Some might have called us cynical to label Vista purchasers members of a not-so-exclusive "Pay-in beta test", but after a decade or two of working with computers and upgrades we should all pretty much know the deal where Windows upgrades are concerned: You buy it on the first day, you're a gibbering wreck by the second.
When dear old Wolfgang recounted his Windows Vista upgrade woes yesterday it provoked a wave of responses from our readers. Some pre-launch estimates say that about 1% of Vista users will experience upgrade problems. 1% doesn't seem like that high of a number, until one considers how many people will be using Windows Vista: If Microsoft ships 1 million copies, that's 10,000 users; 100 million copies and we've got 1 million people having serious, crippling issues.
So much for the user friendly operating system, eh? Remember that the 1% estimate is just that - an estimate. Judging by the amount of feedback we received over the past 24 hours one might be tempted to put that number higher; though one must always bear in mind that those who have had issues with Vista are far more likely to write an irate letter than those sitting happily playing with Aero.
So, what are the issues and trends we've distilled from our readers?
First of all, let us thank you for all of your feedback, which has been 99% very constructive. In fact, it left us wondering if Vista is really as perfect really as perfect as Microsoft says, or if it is just "good enough." Even if the first article and this one may sound "frightening" as one of our readers stated, we believe that it is important to mention that an operating system is no walk in the park and you have to be ready to deal with some problems. It has been the case with Windows 95, Windows XP and Vista is no exception.
Many readers suggested that Vista really makes only sense, if you build a system from scratch or at least wipe your hard drive and go through a clean install.
But quite frankly, can Microsoft expect anyone to do that? Really? If Microsoft says I can upgrade XP and it means I do not have to re-install a dozen of applications, then of course I will avoid that. In our opinion, 2007 is not 1995. An OS is not a toy anymore which you just know won't work and you actually enjoy the challenge of getting it to run on your PC. It's 2007, the OS has become a commodity.
Of course we have received lots of feedback about the purchase receipt. And yes, you were right, I did no go and try to reprinted. Shame on me, but let's just say that I am still German and even after 10 years living on these shores, I am still trying to figure some of the basics here. I'll keep you posted how the upgrade process continues.

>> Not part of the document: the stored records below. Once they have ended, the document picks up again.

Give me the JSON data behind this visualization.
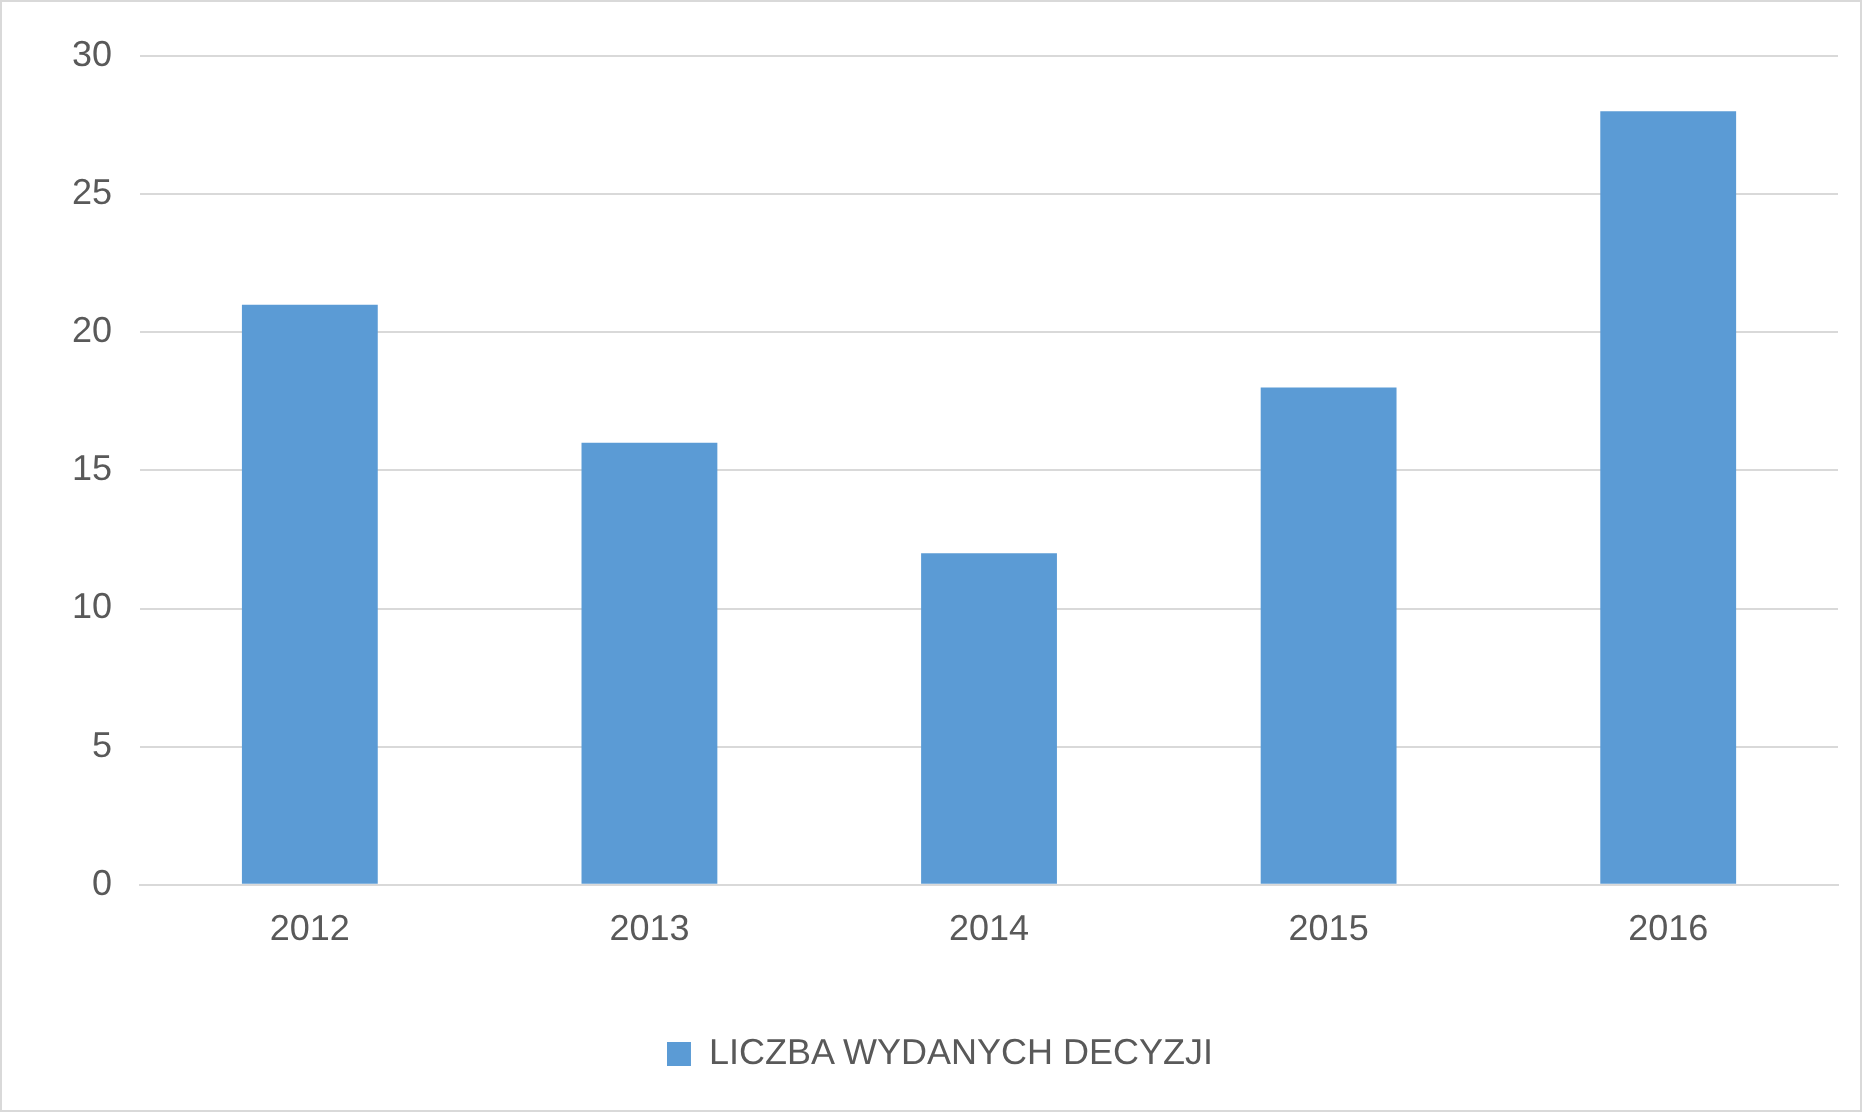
{
  "chart_data": {
    "type": "bar",
    "categories": [
      "2012",
      "2013",
      "2014",
      "2015",
      "2016"
    ],
    "series": [
      {
        "name": "LICZBA WYDANYCH DECYZJI",
        "color": "#5b9bd5",
        "values": [
          21,
          16,
          12,
          18,
          28
        ]
      }
    ],
    "ylim": [
      0,
      30
    ],
    "yticks": [
      0,
      5,
      10,
      15,
      20,
      25,
      30
    ],
    "grid": "y",
    "legend": "bottom"
  }
}
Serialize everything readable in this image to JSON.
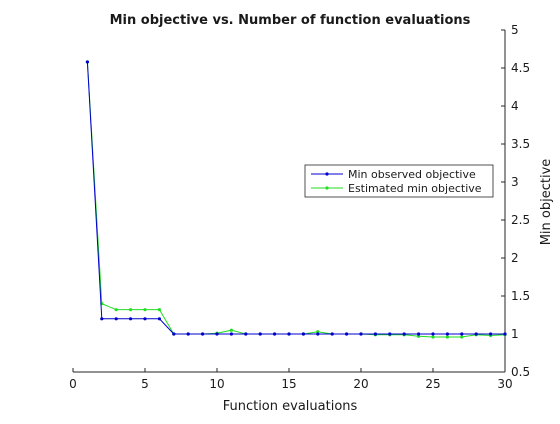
{
  "chart_data": {
    "type": "line",
    "title": "Min objective vs. Number of function evaluations",
    "xlabel": "Function evaluations",
    "ylabel": "Min objective",
    "xlim": [
      0,
      30
    ],
    "ylim": [
      0.5,
      5
    ],
    "xticks": [
      0,
      5,
      10,
      15,
      20,
      25,
      30
    ],
    "yticks": [
      0.5,
      1,
      1.5,
      2,
      2.5,
      3,
      3.5,
      4,
      4.5,
      5
    ],
    "xtick_labels": [
      "0",
      "5",
      "10",
      "15",
      "20",
      "25",
      "30"
    ],
    "ytick_labels": [
      "0.5",
      "1",
      "1.5",
      "2",
      "2.5",
      "3",
      "3.5",
      "4",
      "4.5",
      "5"
    ],
    "y_axis_side": "right",
    "grid": false,
    "legend_position": "right",
    "x": [
      1,
      2,
      3,
      4,
      5,
      6,
      7,
      8,
      9,
      10,
      11,
      12,
      13,
      14,
      15,
      16,
      17,
      18,
      19,
      20,
      21,
      22,
      23,
      24,
      25,
      26,
      27,
      28,
      29,
      30
    ],
    "series": [
      {
        "name": "Min observed objective",
        "color": "#0000cc",
        "values": [
          4.58,
          1.2,
          1.2,
          1.2,
          1.2,
          1.2,
          1.0,
          1.0,
          1.0,
          1.0,
          1.0,
          1.0,
          1.0,
          1.0,
          1.0,
          1.0,
          1.0,
          1.0,
          1.0,
          1.0,
          1.0,
          1.0,
          1.0,
          1.0,
          1.0,
          1.0,
          1.0,
          1.0,
          1.0,
          1.0
        ]
      },
      {
        "name": "Estimated min objective",
        "color": "#22dd22",
        "values": [
          4.58,
          1.4,
          1.32,
          1.32,
          1.32,
          1.32,
          1.0,
          1.0,
          1.0,
          1.01,
          1.05,
          1.0,
          1.0,
          1.0,
          1.0,
          1.0,
          1.03,
          1.0,
          1.0,
          1.0,
          0.99,
          0.99,
          0.99,
          0.97,
          0.96,
          0.96,
          0.96,
          0.99,
          0.98,
          0.99
        ]
      }
    ]
  }
}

Let's take a look at what we learned from our readers' feedback. We can't reprint all emails, but we have chosen a few key messages here, which pointed towards certain trends:
Installation's a bitch
An 11 GB install taking hours to complete and often looking as if it has hung is a common complaint among the emails we've received. The message is that unless the screen goes blank or something catastrophic starts to happen (your machine starts to sing the national anthem and you hear gunfire, for example) don't hit the reset button. You'll only be prolonging the experience. 2 hours is how long it took our own intrepid Wolfgang, and some users have reported more time, some less (some as little as 30 minutes).
Graphic driver issues
A trend we've seen emerge in feedback emails is that Vista isn't always that keen on Windows XP drivers or hardware. The old adage that 40% of your stuff won't work when you upgrade an OS seems to be holding true. These problems can occur both during instillation and once you get to the OS itself:
"Here's my Vista story. Clean install on a Shuttle XPC using the Technet RTM version (same as retail). The install begins, then about 1 minute in the screen goes black. Rebooted and tried again... same black screen. The install doesn't seem frozen as the hard drive light is still blinking away, but nothing on the screen. I finally solved the problem by removing the Radeon X1650 video card I was using and completing the install using the terrible on-board video. After install I could reinstall the ATI card and switch the display over after fiddling a bit. I bought the video card after I heard Vista needed much more of a video card than the on-board could offer. I can't believe Microsoft didn't think that people might purchase a video card and disable the on-board one."
Beware if these upgrade woes should kill any versions of XP you have running...
"I have the Business upgrade version of Vista, and my frustration with this was that on first installation there was a driver related problem which crashed the machine rendering XP and Vista un-bootable. I obviously then reformatted the drive and began again to install vista. The upgrade key will not allow a fresh install! You have to install XP again first, no simple "please enter XP license that you are upgrading from." I reloaded XP, tried again, same problem, crashed on reinstall. So I tried again with a fresh install of Vista, if you don't insert the license key then it will let you continue the install, picking the version that you own a license for. All works fine, loaded, all drivers perfect! Then came to activation, "sorry this license is for an upgrade version." End. More than a little frustrating. So the answer is clear, disable all onboard hardware, sound, network etc, remove all PCI cards, disconnect everything, load XP, upgrade to Vista."